JOHN BIEWEN: Jerry Gober proudly shows off his woodworking shop in suburban Sugar Hill, Georgia. He employs about 15 people, making cabinets for homebuilders around Atlanta.

JERRY GOBER: I've been doing cabinets for about 25, 26 years.

JOHN BIEWEN: Gober insists he's never sold drugs. He does have a history of marijuana use and addiction to methamphetamine. But as a condition of his divorce in 1996, Gober had to take monthly drug tests in order to visit his children. He'd passed one on the morning of his arrest. He says he'd been clean for several months.

JERRY GOBER: It wouldn't have happened. I wasn't out looking for drugs that day.

JOHN BIEWEN: But Gober's girlfriend at the time, Ivan, called him and urged him to buy some meth for both of them from a dealer she knew. Gober says he and Ivan were having a rocky time, but he didn't know she'd gone to the Gwinnett County Police and offered to act as a paid informant.

JERRY GOBER: We wouldn't get along that good in everything. And she didn't get along with the kids too good. And I told her she had to move out. And that pretty much made her mad. And I guess this is what made her decide to try to get me in trouble.

JOHN BIEWEN: Yvonne was helping the police set up Gober for a reverse sting. In a traditional drug sting, undercover cops pose as drug buyers to bust a dealer. In a reverse, the cops become the seller and arrest the buyer. Reverse stings used to be rare, and even now, not all police departments do them. Donn Peevy heads the law firm representing Gober. In the 1970s, Peevy worked undercover drug cases as an officer with the Gwinnett County Police. He says he first heard of reverse stings in a discussion with the local district attorney.

DONN PEEVY: He said I've heard that in some of these states and some other jurisdictions that are doing reverse stings where the police are selling drugs. And he told us in the vice squad there and says don't do it because I'm not going to prosecute it. Particularly if these people are addicted, they're easy targets, and they can't help themselves. And we could do them every day and fill up the jails, but we wouldn't be stopping the problem with drug abuse and drug use.

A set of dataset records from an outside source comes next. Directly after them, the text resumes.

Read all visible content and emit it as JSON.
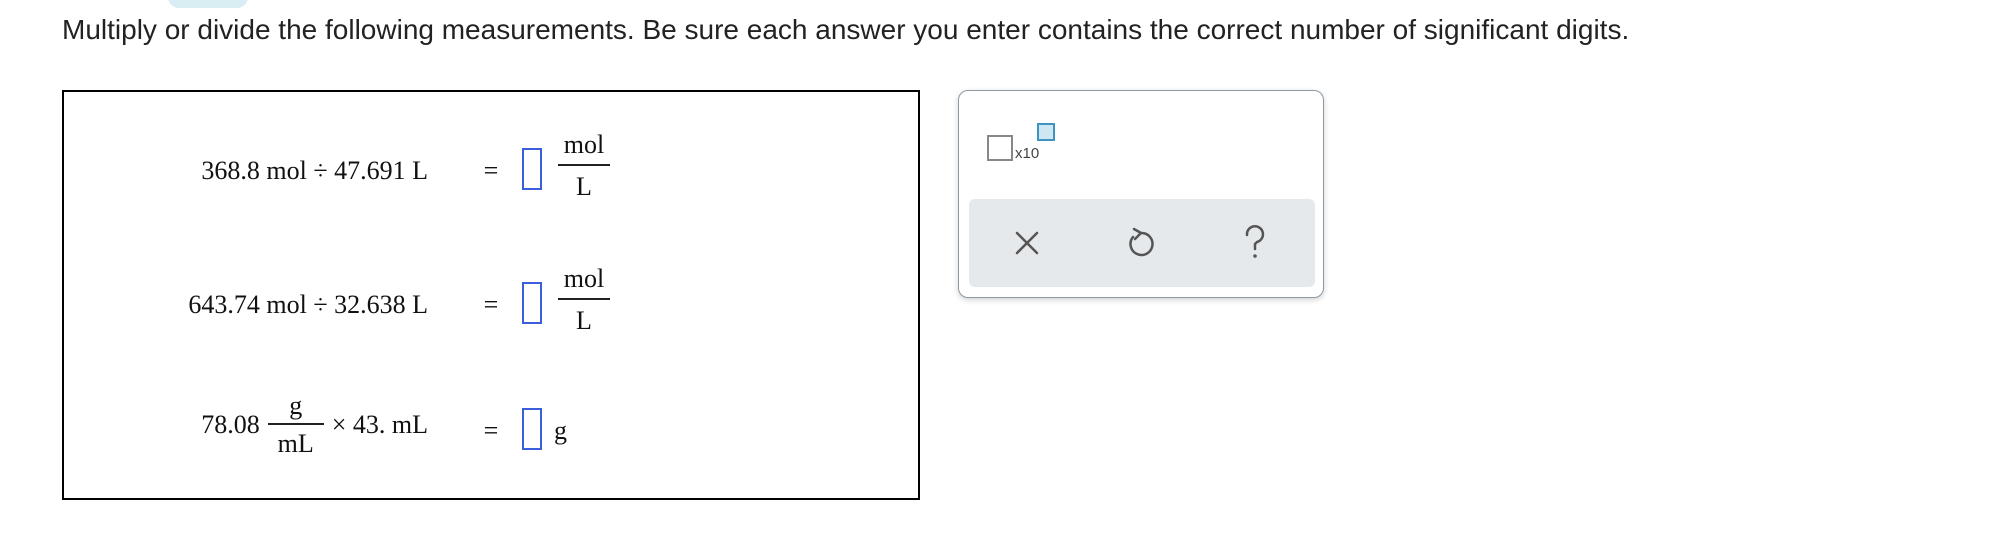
{
  "instructions": "Multiply or divide the following measurements. Be sure each answer you enter contains the correct number of significant digits.",
  "problems": [
    {
      "expression": "368.8 mol ÷ 47.691 L",
      "equals": "=",
      "answer_value": "",
      "unit_numerator": "mol",
      "unit_denominator": "L"
    },
    {
      "expression": "643.74 mol ÷ 32.638 L",
      "equals": "=",
      "answer_value": "",
      "unit_numerator": "mol",
      "unit_denominator": "L"
    },
    {
      "lead_value": "78.08",
      "lead_unit_numerator": "g",
      "lead_unit_denominator": "mL",
      "tail": "× 43. mL",
      "equals": "=",
      "answer_value": "",
      "unit": "g"
    }
  ],
  "toolbar": {
    "x10_label": "x10",
    "x10_icon": "scientific-notation-icon",
    "clear_icon": "close-icon",
    "undo_icon": "undo-icon",
    "help_icon": "help-icon"
  },
  "colors": {
    "answer_border": "#3a5fd9",
    "exponent_fill": "#cfe7f2",
    "exponent_border": "#3d93c2",
    "toolbar_bg": "#e6e9eb",
    "icon_color": "#555555"
  }
}
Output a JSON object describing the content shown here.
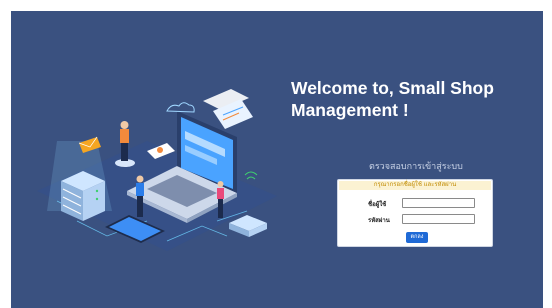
{
  "heading": {
    "line1": "Welcome to, Small Shop",
    "line2": "Management !"
  },
  "subtitle": "ตรวจสอบการเข้าสู่ระบบ",
  "login": {
    "header": "กรุณากรอกชื่อผู้ใช้ และรหัสผ่าน",
    "username_label": "ชื่อผู้ใช้",
    "username_value": "",
    "password_label": "รหัสผ่าน",
    "password_value": "",
    "submit_label": "ตกลง"
  },
  "colors": {
    "background": "#3a5180",
    "header_bg": "#fbf2d2",
    "header_text": "#c08a00",
    "button": "#1f6ad6"
  }
}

JOHN BIEWEN: Police departments started doing more reverses after asset forfeiture came into vogue in the 1980s. The traditional sting has no payoff. The police seized drugs and destroy them. In a reverse, the target brings cash the police can seize. Now, back to our story, Jerry Gober's girlfriend, a police informant calls him about a meth connection.

JERRY GOBER: Well, she told me it was her cousin that had it. I think she started out with two ounces.

JOHN BIEWEN: Gober said no to Ivan three times. She kept calling back, lowering the amount of meth and the price.

JERRY GOBER: And then the fourth time, she called back it was an ounce for-- it was $1,000, which I think is probably half the price.

JOHN BIEWEN: The Gwinnett County Police say $1,000 for an ounce of meth is not a bargain. It's the going rate for traffickers. Gober says he'd never bought a whole ounce before that day. In any case, he gave in to his girlfriend's pleading, he says, and to his own addiction. He got $1,000 cash and went to meet the dealer, actually an undercover cop in a Kmart parking lot.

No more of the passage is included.